Cline(クライン)は、Visual Studio Code(VS Code)の拡張機能で、AIエージェントを活用して開発作業をサポートするツールです。Clineは、コードの作成・編集、コマンドの実行、ブラウザの操作など、多岐にわたるタスクを自動化し、開発効率を大幅に向上させることができます。

Clineは、OpenAI APIやAnthropic APIなどに加えてOllamaにも対応しています。

VS Code のインストール

こちらからダウンロードしてインストール出来ます。既にインストール済みの方は読み飛ばしてください。

Ollama のインストール

こちらからダウンロードしてインストール出来ます。詳しくは前の記事を参考にしてください。既にインストール済みの方は読み飛ばしてください。

モデルをダウンロード

今回は qwen2.5-coder をベースに、Cline向けにパラメータやテンプレートを調整したモデルの hhao/qwen2.5-coder-tools:14b を使います。

ollama pull コマンドでダウンロードします。

ollama pull hhao/qwen2.5-coder-tools:14b

Clineのインストール

インストール手順

  • VS Code を起動
  • 左側ペインから拡張機能を選択
  • 「Cline」と検索し、インストール
「拡張機能」からClineをインストールする画像

すると、左側ペインにCline のアイコンが追加されます。

Clineアイコンが追加されたことを示す画像

Clineの設定

OllamaのローカルLLMを使うため、Clineの設定は次のようにします。

  • API Provider: Ollama
  • Base URL: 空白
  • Model ID: hhao/qwen2.5-coder-tools:14b
ClineでOllamaを利用する設定をしている画像

Auto-approve を設定することで承認作業も省略できます。

  • Auto-approve: Read
ClineのAuto-approveの場所を示す画像

実際にコーディングさせてみる

最初はインベーダーゲームを作らせてみたのですが、途中で無限ループに入り進まなくなってしまいました。

なので、もっと簡単な数字当てゲームを作成してもらいます。
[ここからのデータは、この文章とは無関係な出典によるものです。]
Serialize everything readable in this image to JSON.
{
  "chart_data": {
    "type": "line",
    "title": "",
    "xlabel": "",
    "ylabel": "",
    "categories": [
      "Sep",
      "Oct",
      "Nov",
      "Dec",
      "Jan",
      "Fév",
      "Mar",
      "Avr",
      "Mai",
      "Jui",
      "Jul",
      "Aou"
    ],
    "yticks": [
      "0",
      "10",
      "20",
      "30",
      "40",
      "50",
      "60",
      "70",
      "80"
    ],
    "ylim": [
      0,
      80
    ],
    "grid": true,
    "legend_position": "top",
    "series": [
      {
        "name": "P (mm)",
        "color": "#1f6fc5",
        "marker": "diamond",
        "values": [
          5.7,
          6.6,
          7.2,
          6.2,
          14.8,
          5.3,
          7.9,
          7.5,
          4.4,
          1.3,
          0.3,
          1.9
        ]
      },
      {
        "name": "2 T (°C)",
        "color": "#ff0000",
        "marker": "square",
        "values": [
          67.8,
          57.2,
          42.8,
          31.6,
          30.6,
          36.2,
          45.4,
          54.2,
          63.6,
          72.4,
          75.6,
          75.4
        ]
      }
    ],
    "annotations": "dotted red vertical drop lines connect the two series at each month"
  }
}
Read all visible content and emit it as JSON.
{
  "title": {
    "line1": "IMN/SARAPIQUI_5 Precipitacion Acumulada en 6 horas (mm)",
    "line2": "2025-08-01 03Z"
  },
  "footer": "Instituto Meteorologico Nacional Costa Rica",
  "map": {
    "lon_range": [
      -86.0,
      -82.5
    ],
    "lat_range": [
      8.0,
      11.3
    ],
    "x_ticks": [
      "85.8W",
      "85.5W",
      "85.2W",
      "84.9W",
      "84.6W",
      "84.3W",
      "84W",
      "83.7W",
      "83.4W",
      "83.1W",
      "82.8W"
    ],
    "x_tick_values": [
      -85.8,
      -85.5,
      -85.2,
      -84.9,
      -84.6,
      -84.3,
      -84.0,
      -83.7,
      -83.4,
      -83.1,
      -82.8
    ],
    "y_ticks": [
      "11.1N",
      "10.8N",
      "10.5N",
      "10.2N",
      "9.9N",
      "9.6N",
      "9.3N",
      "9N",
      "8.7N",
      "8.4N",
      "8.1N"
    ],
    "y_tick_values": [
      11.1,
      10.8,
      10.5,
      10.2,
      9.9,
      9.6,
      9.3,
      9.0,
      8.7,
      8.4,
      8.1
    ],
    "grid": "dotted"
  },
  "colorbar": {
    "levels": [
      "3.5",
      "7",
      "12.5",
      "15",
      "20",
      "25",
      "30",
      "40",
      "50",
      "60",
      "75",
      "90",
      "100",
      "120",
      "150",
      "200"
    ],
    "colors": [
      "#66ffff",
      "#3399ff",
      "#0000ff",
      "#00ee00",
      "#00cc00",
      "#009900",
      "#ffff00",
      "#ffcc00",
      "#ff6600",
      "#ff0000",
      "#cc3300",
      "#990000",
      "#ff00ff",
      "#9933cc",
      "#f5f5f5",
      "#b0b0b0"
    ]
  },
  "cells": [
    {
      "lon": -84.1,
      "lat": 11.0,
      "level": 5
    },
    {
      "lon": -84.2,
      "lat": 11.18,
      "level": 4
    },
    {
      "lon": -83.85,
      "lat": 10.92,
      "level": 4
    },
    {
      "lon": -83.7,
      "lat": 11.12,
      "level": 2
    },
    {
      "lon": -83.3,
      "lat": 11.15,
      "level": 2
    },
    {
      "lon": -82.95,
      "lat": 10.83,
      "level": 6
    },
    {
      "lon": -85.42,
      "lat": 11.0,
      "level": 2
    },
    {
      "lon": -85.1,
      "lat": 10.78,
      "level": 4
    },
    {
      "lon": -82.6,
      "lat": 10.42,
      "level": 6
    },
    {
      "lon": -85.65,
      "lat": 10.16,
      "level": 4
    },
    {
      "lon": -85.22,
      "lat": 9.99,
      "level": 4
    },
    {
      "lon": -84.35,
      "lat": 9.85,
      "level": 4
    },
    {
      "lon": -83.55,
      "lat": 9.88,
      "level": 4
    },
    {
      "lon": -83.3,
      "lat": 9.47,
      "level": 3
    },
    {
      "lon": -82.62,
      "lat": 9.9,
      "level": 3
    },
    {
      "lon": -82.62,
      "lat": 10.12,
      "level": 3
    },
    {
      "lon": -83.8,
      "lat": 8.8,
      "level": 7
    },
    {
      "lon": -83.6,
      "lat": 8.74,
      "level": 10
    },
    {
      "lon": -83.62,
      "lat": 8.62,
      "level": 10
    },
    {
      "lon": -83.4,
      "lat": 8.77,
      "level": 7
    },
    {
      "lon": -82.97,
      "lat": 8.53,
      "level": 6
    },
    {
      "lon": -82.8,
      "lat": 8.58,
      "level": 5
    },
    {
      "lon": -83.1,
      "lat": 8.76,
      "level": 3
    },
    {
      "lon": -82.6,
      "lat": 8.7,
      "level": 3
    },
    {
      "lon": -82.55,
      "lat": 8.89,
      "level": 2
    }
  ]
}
環境を汚されたくないので、一応 venv を使ってほしい旨も追加しておきます。

Pythonで数字当てゲームを作成してください。
venvを使ってください。

タスクを与えたら、あとはClineが書いたコードを確認するだけの作業になります。

結構ざっくりな指示ですが大丈夫でしょうか。

生成結果

クライン君はまず最初にvenv作成してくれるようです。指示通り

python -m venv venv
venv\Scripts\activate && echo "Virtual environment activated."

次に numberguessing_game.py を書いてくれました。

Python
import random

def play_number_guessing_game():
    print("Welcome to the Number Guessing Game!")
    number = random.randint(1, 100)
    attempts = 0

    while True:
        try:
            guess = int(input("Guess a number between 1 and 100: "))
            attempts += 1

            if guess < number:
                print("Too low! Try again.")
            elif guess > number:
                print("Too high! Try again.")
            else:
                print(f"Congratulations! You guessed the number in {attempts} attempts.")
                break
        except ValueError:
            print("Invalid input. Please enter a valid integer.")

if __name__ == "__main__":
    play_number_guessing_game()

ゲームの起動までしてくれるようです。

python numberguess_game.py

以下実行結果。ちゃんと数字当てゲームになっています。すごい

> python numberguess_game.py
Welcome to the Number Guessing Game!
Guess a number between 1 and 100: 50
Too high! Try again.
Guess a number between 1 and 100: 25
Too low! Try again.
Guess a number between 1 and 100: 35
Too low! Try again.
Guess a number between 1 and 100: 40
Too low! Try again.
Guess a number between 1 and 100: 45
Too high! Try again.
Guess a number between 1 and 100: 43
Too high! Try again.
Guess a number between 1 and 100: 42
Too high! Try again.
Guess a number between 1 and 100: 41
Congratulations! You guessed the number in 8 attempts.

まとめ

ローカルLLMでも数字当てゲームくらいのコードなら一発で書いてくれました。
割とざっくり指示しても生成してくれることと、使い放題なのでちょっとしたアイデアを形にするときにも便利そうです。

とはいえ、1タスクが長くなると途中で止まってしまうこともあるので、ローカルLLMを使う際にはタスクを短く分割して指示するなどの工夫が必要かもしれません。

あと、「featureブランチ切って〇〇して」のように指示するとブランチ作成から一連の流れをこなしてくれたのでいい感じでした。